# my planted discus tank



## RudeDogg1 (4 Feb 2011)

Well im still trying to get the hang of taking pics of the fish so they arnt the best quality 


















be gentle lol


----------



## mrjackdempsey (5 Feb 2011)

If the pictures are not perfect the tank (and fish) are- great looking eye candy


----------



## RudeDogg1 (5 Feb 2011)

Cheers fella think I'm going to invest in a tripod lol.

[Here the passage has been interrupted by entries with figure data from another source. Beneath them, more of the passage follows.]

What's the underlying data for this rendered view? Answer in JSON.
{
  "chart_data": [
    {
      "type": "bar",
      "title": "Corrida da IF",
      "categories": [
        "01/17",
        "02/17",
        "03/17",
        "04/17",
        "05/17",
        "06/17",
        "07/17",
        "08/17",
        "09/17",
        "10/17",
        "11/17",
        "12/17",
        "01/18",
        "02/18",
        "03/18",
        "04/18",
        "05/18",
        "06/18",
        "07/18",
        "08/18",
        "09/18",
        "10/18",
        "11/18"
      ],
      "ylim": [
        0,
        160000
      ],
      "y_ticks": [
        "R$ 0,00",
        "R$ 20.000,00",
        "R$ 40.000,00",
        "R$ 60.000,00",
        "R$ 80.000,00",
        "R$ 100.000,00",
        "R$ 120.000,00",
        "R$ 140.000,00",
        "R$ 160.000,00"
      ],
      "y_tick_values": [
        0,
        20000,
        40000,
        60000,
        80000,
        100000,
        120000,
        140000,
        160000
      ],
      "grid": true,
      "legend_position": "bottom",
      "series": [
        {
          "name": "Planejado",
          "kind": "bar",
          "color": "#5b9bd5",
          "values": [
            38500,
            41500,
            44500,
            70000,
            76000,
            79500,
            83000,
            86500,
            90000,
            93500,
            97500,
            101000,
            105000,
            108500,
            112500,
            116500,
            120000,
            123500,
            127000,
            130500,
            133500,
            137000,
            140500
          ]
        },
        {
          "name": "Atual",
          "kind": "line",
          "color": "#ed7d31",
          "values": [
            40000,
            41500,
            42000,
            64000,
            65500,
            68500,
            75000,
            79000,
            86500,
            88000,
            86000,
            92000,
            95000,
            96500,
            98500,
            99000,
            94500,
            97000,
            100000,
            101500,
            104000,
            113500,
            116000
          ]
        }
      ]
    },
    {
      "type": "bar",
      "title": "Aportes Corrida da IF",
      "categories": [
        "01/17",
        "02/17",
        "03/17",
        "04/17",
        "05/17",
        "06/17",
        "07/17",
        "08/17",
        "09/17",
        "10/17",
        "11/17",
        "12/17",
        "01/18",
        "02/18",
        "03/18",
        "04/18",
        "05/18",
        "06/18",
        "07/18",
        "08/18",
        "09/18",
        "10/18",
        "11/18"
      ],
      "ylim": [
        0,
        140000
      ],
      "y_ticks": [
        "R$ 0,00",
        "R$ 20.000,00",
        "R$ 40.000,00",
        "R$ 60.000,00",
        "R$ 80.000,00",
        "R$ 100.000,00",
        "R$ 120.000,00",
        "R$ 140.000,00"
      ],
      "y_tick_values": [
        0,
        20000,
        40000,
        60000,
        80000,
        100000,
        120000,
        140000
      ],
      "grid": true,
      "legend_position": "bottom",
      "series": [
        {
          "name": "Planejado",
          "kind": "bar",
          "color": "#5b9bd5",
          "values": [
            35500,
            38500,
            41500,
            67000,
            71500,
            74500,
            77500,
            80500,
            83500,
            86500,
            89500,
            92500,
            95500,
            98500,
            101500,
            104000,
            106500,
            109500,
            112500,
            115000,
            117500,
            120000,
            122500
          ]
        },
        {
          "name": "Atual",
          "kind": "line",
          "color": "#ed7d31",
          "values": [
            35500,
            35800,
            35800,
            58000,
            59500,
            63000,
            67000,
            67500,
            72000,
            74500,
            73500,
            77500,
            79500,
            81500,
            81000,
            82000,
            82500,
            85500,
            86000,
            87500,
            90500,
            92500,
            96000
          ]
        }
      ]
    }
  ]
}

There are more fish to go in but they are in qt at the mo there is also a bristle nose, 3 botia kubotai and 7 cherry shrimp in there all of which were hiding I've not even seen the BN since it went in lol


----------



## RudeDogg1 (5 Feb 2011)




----------



## Angus (5 Feb 2011)

they are looking lovely mate! like dinner plates  plant growth look nice aswell


----------



## RudeDogg1 (5 Feb 2011)

cheers fella


----------



## foxfish (5 Feb 2011)

I love the orange stripey one, how big is your tank?


----------



## RudeDogg1 (5 Feb 2011)

thats an alenquer they tend to go more stripey when scared or stressed they are still abit nervy not helped by me right in front of them snapping away. Alenquers tend to go a realy nice deep red with blue fecks on their fins and face when they get bigger. The tank is 48" x 22 x 16 (could be 18 cant rem) 240 litres


----------



## RudeDogg1 (27 Mar 2011)




----------